Since during this operation of the pump the liquid is sucked from below it is known as its suction stroke. Thus at the end of the suction stroke the piston is at its extreme top position, the crank is at e = 1800 (i.e. at TDC), the cylinder is full of liquid, the suction valve is closed and the delivery valve is just at the point of opening. During the downward (forward) stroke delivery of fluid takes place with the suction valve in closed position.
3) Screw Pump:
Screw pumps fall in the category of rotary positive displacement pumps. Screw pumps are different from other rotary pumps because of the axial flow of the fluid through their pumping elements. The fluid in screw pumps moves between the screw threads and are displaced axially as the screws rotate and mesh.
Due to the axial flow pattern and low internal velocities, the screw pumps have certain advantages in applications where churning and agitation of fluid is highly objectionable or not desired as in the case of LO circulation. The inter-meshing of the screw threads on the rotors and the very fine clearances with the surrounding casing creates a seal between the pumps inlet and outlet.
Due to the rotation of the screws and its axial movement cavitations pockets are formed in the helices of the screw. As the screw moves the pockets also move axially and act similar to a piston moving in one direction, while the fluid is moved axially from inlet to outlet.
Application on board: Sludge pump, Main Engine LO pump, Cargo Oil pumps.
4) Gear Pump:
Though the construction, shape and design of gear, vane and globe pumps are a bit different, they fall under the same category of rotary positive displacement pumps. The working of all these pumps is based on the same principle, i.e. pumping of the liquid with the help of rotating elements.
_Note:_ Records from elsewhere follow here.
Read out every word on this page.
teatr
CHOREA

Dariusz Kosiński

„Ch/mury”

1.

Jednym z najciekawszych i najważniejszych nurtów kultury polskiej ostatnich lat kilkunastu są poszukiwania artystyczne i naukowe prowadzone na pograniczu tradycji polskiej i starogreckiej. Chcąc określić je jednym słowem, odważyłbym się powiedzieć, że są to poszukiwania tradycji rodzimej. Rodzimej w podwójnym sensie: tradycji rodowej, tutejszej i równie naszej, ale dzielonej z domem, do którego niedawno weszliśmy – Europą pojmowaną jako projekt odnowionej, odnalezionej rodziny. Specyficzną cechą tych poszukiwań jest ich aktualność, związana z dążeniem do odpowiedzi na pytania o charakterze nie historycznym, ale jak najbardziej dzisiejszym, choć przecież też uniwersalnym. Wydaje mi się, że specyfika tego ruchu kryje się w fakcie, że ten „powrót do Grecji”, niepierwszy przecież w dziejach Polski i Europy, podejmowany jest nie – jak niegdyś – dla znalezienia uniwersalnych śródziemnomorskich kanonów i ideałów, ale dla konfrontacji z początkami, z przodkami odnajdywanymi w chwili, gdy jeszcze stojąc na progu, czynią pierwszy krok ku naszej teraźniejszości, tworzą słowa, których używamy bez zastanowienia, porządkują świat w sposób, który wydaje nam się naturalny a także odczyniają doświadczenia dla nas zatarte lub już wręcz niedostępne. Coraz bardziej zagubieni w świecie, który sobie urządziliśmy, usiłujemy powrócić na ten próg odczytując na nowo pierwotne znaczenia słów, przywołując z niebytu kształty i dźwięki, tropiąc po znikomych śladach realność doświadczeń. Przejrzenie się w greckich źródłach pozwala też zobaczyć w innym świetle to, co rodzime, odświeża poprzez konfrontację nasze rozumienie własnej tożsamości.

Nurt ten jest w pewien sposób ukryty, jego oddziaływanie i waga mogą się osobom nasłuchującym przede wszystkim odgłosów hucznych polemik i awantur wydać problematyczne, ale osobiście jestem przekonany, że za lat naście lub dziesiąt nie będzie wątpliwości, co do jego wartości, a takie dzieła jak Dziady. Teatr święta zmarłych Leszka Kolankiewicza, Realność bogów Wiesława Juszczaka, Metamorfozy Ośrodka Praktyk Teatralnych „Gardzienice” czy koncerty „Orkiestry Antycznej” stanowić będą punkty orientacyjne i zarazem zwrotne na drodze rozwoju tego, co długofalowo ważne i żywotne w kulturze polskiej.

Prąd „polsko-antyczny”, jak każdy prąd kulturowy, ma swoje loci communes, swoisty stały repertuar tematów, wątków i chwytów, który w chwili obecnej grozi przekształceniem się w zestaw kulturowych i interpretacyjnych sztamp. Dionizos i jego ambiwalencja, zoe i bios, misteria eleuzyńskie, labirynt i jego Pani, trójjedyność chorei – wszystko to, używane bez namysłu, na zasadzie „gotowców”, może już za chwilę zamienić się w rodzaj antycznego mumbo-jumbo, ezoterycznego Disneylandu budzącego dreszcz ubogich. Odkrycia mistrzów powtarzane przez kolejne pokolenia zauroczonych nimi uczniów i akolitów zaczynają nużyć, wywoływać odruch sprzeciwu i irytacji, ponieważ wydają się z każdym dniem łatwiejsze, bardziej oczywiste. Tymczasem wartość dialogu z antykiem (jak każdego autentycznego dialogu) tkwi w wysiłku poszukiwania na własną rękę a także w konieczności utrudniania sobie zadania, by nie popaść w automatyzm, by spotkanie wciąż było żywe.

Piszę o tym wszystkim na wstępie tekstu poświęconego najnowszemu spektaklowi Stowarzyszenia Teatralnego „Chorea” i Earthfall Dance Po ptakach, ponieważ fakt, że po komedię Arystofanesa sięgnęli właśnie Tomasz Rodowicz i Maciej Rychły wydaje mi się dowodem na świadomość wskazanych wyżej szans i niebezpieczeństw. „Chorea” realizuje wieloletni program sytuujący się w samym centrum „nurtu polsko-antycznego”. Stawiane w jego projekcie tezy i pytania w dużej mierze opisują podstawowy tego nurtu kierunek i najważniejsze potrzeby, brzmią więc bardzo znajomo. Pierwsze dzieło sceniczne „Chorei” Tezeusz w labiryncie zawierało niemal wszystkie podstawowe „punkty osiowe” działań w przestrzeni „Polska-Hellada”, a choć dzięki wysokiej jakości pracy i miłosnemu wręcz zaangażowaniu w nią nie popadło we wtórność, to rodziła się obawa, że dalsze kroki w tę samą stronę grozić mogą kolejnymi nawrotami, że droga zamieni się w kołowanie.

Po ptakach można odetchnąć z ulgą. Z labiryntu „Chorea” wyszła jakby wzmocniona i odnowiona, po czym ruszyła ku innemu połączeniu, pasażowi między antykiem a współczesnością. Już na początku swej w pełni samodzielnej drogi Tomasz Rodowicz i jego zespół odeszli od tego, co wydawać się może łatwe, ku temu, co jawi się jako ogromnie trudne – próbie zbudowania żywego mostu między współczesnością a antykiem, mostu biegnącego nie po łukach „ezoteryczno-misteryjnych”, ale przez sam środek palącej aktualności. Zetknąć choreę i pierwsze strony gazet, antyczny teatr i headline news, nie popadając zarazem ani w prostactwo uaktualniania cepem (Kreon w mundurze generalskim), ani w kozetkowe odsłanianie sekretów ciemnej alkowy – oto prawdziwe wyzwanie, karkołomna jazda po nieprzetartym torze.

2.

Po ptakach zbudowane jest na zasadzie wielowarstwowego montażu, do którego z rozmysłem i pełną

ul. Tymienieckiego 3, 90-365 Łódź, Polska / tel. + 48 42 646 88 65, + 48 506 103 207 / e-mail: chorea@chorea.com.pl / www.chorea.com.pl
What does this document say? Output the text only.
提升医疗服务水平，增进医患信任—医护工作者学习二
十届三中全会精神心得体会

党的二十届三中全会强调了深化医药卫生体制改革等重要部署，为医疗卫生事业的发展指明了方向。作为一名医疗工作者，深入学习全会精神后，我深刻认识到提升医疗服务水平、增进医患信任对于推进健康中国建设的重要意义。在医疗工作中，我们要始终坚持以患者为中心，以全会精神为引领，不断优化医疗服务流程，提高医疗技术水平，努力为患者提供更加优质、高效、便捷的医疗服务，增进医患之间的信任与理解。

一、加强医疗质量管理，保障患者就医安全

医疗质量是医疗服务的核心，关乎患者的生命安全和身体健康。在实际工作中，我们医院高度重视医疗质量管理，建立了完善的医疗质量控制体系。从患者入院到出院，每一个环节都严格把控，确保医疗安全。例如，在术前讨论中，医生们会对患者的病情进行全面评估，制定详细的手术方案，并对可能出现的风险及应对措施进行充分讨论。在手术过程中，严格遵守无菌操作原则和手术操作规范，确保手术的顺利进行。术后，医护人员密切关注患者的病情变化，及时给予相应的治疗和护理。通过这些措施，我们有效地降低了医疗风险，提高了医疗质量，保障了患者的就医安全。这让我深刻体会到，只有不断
The rotating elements can be gears, screws or vanes.
A gear pump’s rotating assembly consists of two gears, a driving gear and a driven gear. Pumping in a gear pump takes place when the driving gear meshes with the driven gear to form cavities that moves the fluid. The cavities are the clearances between the gears or lobes and the body of the pump. The mating surfaces of the gears meshing provide continuous sealing between the inlet and outlet ports.
As the rotation of the pump continues, movement of the cavities progresses, moving the fluid along the way. After some time, a point is reached where the seal between the captured fluid and the outlet part of the pump is broken. At this point of time the vanes, gears or lobes, forces the volume of the captured fluid out of the pump. A continuous cycle takes place due to the simultaneously opening of new cavities at the inlet port. This leads to a continuous flow of liquid though the suction and discharge ports.
Application on board: Oil Transfer Pumps for various on board applications.